For emergency duty team workers in the UK with an average 15 years' post-qualifying length of service, risk is very much their bread and butter. Providing a generic emergency service for about 128 hours every week of the year has meant EDT staff have developed an expertise in crisis resolution and risk assessment that is exemplified in the response to Paula.
EDT workers are the "last bastions of genericism" undertaking holistic assessments underpinned by a sound working knowledge of child protection and mental health.

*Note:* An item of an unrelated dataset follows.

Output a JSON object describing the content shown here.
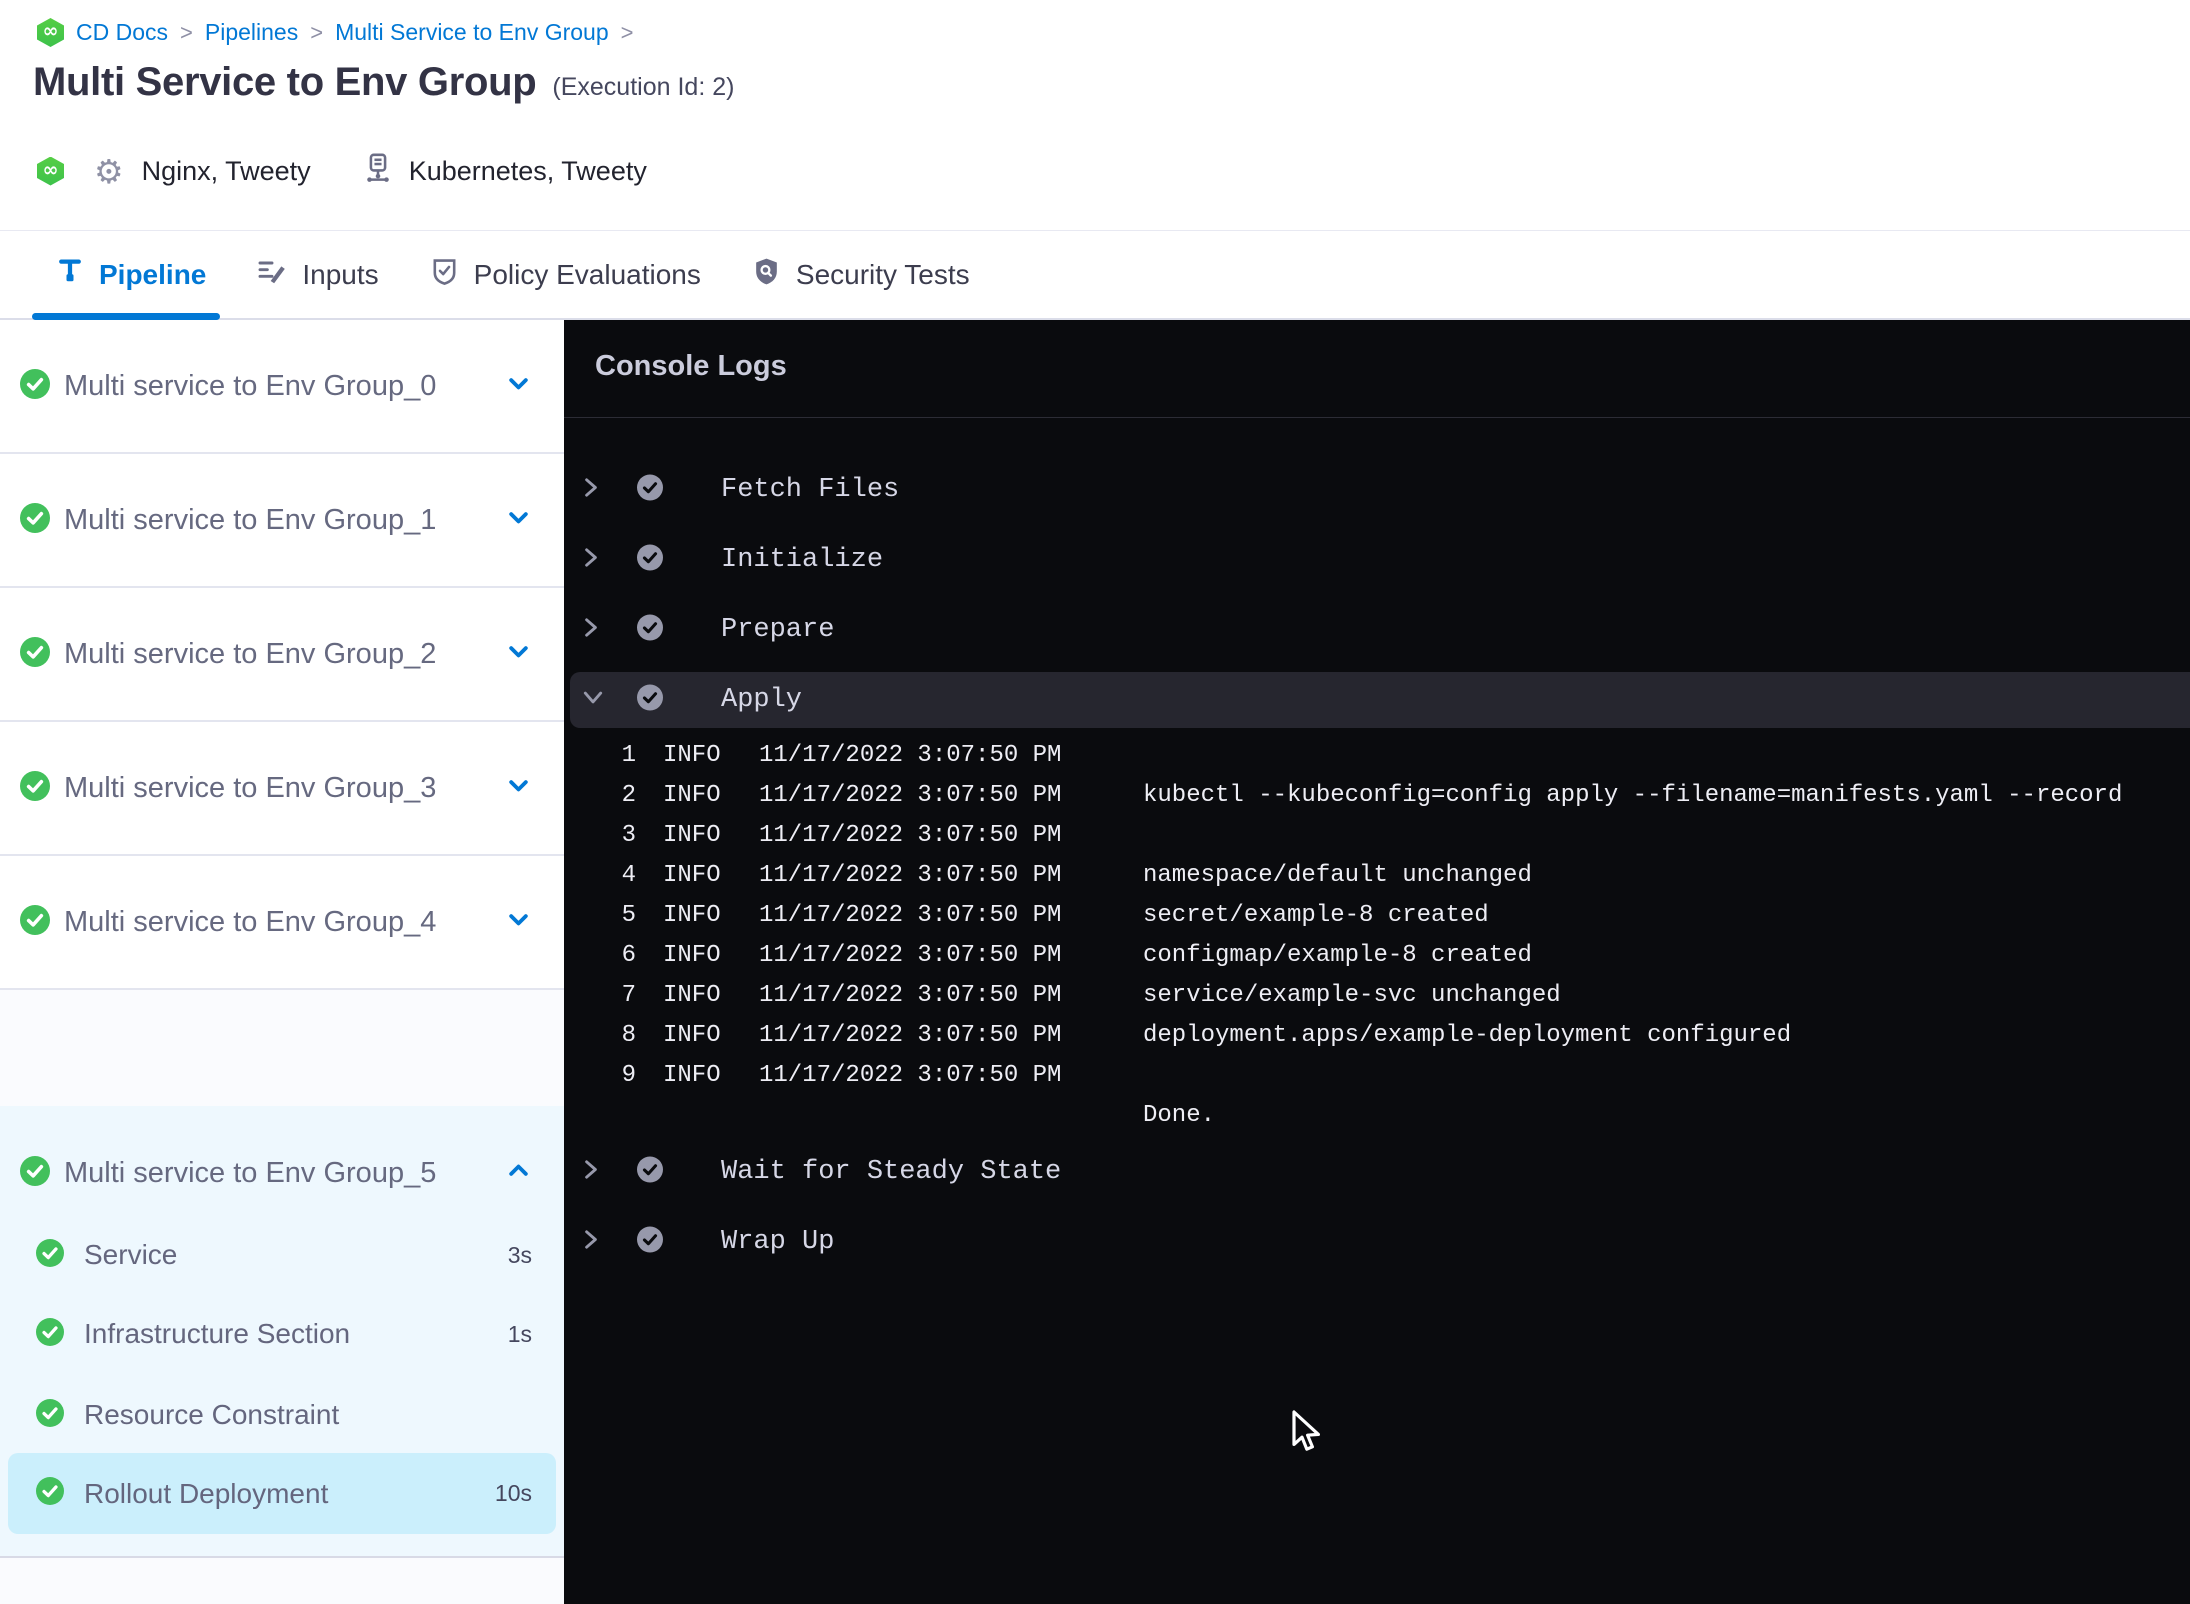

EDT workers are expected to be able to prioritise quickly what needs to be done to make things safe until the next day. This means identifying a specific focus - in Paula's case, unspoken fears creating a risk to herself and the unborn baby.
EDT workers apply a "slice of old-fashioned social work", but this should not disguise or undermine the very real risks that existed in this scenario, the knowledge-base and skills of the worker, nor the systematic and sensitive manner in which a rapport was established with Paula and, ultimately may well have saved two lives with one intervention.
In the Victoria Climbie inquiry report, Lord Laming suggested child protection should not be part of generic EDT responsibilities. Based on the evidence of Paula and similar cases arising frequently out of hours, many disagree.
Dr Glen Williams is manager/practitioner, EDT for Sefton Council, Merseyside, and is chair of the Emergency Social Services Association.